Handmade or vintage gifts, clothes and household things have lots of advantages. They’re better made, they’re often unique, they can usually be customized if you just ask and the personal customer service from these vendors usually can’t be beat. AND it’s not made in China!
But this group of folks goes one step further. Here’s an idea for you. It’s called “Unconsumption.” Thanks, by the way, to Crafting Magazine: Daily for bringing this to my attention! Here’s an expanded definition from the Unconsumption web site:
“Unconsumption is a word used to describe everything that happens after an act of acquisition.
Unconsumption is an invisible badge.
Unconsumption means the accomplishment of properly recycling your old cellphone, rather than the guilt of letting it sit in a drawer.
Unconsumption means the thrill of finding a new use for something that you were about to throw away.
Unconsumption means the pleasure of using a service like Freecycle (or Craigslist, Goodwill, or Salvation Army) to find a new home for the functioning DVD player you just replaced, rather than throwing it in the garbage.
Unconsumption means enjoying the things you own to the fullest – not just at the moment of acquisition.
Unconsumption means the pleasure of using a pair of sneakers until they are truly worn out – as opposed to the nagging feeling of defeat when they simply go out of style.
Unconsumption means feeling good about the simple act of turning off the lights when you leave the room.
Unconsumption is not about the rejection of things, or the demonization of things. It’s not a bunch of rules.
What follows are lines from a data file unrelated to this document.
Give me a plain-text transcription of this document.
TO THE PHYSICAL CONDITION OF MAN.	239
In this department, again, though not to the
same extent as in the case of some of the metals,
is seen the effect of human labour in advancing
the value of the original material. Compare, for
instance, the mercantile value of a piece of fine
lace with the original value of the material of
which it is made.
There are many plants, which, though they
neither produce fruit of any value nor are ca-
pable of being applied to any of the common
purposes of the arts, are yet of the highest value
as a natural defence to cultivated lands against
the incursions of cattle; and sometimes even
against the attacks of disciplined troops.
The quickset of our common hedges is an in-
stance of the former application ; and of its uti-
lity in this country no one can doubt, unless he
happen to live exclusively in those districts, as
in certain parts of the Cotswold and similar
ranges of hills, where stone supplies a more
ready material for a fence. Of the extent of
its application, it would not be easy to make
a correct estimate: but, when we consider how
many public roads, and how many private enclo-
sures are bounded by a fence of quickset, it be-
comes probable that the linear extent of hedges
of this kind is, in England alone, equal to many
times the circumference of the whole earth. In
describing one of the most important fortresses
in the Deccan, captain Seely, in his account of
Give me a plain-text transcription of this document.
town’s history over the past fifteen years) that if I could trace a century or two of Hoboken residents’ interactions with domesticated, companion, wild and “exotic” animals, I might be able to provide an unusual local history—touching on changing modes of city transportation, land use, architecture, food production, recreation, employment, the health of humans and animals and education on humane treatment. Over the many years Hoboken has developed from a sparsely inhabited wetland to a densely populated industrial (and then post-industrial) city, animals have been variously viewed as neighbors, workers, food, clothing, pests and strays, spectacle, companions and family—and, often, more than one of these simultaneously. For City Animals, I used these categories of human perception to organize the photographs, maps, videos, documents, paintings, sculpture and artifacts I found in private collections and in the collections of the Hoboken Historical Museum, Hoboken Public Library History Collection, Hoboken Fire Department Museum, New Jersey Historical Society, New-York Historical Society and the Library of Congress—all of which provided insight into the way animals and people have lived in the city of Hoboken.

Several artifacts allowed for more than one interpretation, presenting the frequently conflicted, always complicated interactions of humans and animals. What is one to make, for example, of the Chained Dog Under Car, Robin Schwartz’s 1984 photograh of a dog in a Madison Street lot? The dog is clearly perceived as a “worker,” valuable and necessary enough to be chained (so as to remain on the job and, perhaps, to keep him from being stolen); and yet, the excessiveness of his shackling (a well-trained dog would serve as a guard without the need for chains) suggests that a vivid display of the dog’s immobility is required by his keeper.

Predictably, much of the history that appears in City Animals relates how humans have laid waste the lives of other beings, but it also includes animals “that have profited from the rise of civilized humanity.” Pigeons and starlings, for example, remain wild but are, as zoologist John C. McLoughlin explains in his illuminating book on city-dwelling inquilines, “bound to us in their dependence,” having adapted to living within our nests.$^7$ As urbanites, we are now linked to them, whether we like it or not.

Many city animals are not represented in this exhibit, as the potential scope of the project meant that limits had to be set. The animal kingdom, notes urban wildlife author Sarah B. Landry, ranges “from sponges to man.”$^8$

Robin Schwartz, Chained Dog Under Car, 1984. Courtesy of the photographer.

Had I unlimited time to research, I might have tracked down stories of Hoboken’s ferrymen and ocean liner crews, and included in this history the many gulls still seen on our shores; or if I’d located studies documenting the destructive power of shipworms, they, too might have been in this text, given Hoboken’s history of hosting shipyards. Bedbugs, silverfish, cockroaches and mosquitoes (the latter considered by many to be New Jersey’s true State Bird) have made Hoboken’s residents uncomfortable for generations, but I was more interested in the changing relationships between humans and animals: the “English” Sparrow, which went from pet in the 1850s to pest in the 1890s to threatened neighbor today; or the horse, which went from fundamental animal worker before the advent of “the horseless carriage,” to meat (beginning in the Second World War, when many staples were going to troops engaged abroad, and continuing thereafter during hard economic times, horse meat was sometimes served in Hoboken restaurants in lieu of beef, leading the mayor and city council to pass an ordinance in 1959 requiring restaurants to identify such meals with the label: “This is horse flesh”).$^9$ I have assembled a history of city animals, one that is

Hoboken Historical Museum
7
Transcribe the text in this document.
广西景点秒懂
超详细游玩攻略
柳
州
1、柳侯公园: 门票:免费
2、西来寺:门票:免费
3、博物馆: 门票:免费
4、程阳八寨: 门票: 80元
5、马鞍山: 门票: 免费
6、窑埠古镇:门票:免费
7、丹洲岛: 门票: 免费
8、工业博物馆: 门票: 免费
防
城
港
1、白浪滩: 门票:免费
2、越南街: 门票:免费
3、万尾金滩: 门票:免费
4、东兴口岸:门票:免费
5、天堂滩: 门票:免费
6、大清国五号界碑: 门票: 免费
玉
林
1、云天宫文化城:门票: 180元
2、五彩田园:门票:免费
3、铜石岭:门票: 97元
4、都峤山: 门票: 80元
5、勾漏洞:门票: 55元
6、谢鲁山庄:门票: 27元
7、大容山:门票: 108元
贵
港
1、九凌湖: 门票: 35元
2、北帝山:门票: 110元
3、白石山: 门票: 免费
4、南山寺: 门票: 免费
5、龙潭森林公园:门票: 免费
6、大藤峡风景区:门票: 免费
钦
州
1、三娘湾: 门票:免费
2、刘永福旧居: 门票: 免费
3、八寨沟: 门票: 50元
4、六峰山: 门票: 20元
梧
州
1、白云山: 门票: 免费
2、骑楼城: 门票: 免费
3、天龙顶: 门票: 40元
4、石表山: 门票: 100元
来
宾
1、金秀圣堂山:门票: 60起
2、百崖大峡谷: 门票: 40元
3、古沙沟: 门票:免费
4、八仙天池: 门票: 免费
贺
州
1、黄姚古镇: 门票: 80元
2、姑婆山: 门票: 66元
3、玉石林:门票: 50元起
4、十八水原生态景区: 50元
Unconsumption is an idea, a set of behaviors, a way of thinking about consumption itself from a new perspective.
Unconsumption is free.”
They have even created a logo to use. Here’s the instructions on how to use it from the web site:
Our Logo And What We Hope You’ll Do With it
A little while back the Unconsumption team unveiled Mr. (or is it Ms.?) Cart — the official Unconsumption logo designed by Clifton Burt. Here we complete the visual identity by sharing the logo in its official word-mark version, plus official variations. See below.
Actually you’re welcome to more than just see. As I’ll explain below, we have begun inviting top DIY creators to use our logo in their projects — we’re calling it The Uncollection, and it debuted with the amazing creative-reuse inventions of Tiffany Threadgould.
In reactions to the original logo post, the idea emerged that Mr. Cart could be added, DIY-style, to existing garments or other objects, by way of stencil, screenprint, etc. We love the idea of Mr. Cart as a one-symbol stand-in for the idea of creative repurposing, smart consumption, and enjoyable upcycling.. Sprucing up something you own by “rebranding” it with this logo is a beautiful manifestation of the spirit of the Unconsumption project.
Below you’ll find our Creative Commons license, but the upshot is you are welcome and indeed encouraged to borrow and remix our logo (in noncommercial manners). Whatever you come up with, consider sharing with via our Facebook page!
The Unconsumption Logo (“Mr. Cart”) by Clifton Burt / Unconsumption is licensed under a Creative Commons Attribution-NonCommercial-ShareAlike 3.0 Unported License
I’m a big thrift store shopper anyway. Always have been. Especially these days when budgets are tight and times are tough. If I can’t find it there I check my own marketplace, Etsy.com, or eBay or ask around to see if any of my friends might have a whatchamacallit hanging around they no longer use or need. And I’m always offering my own whatchamacallits to them. But I can do better.
So, now I’m thinking when I recycle vintage jewelry into my pieces or sell some of my vintage jewelry in my etsy shop I will use this logo. I like it!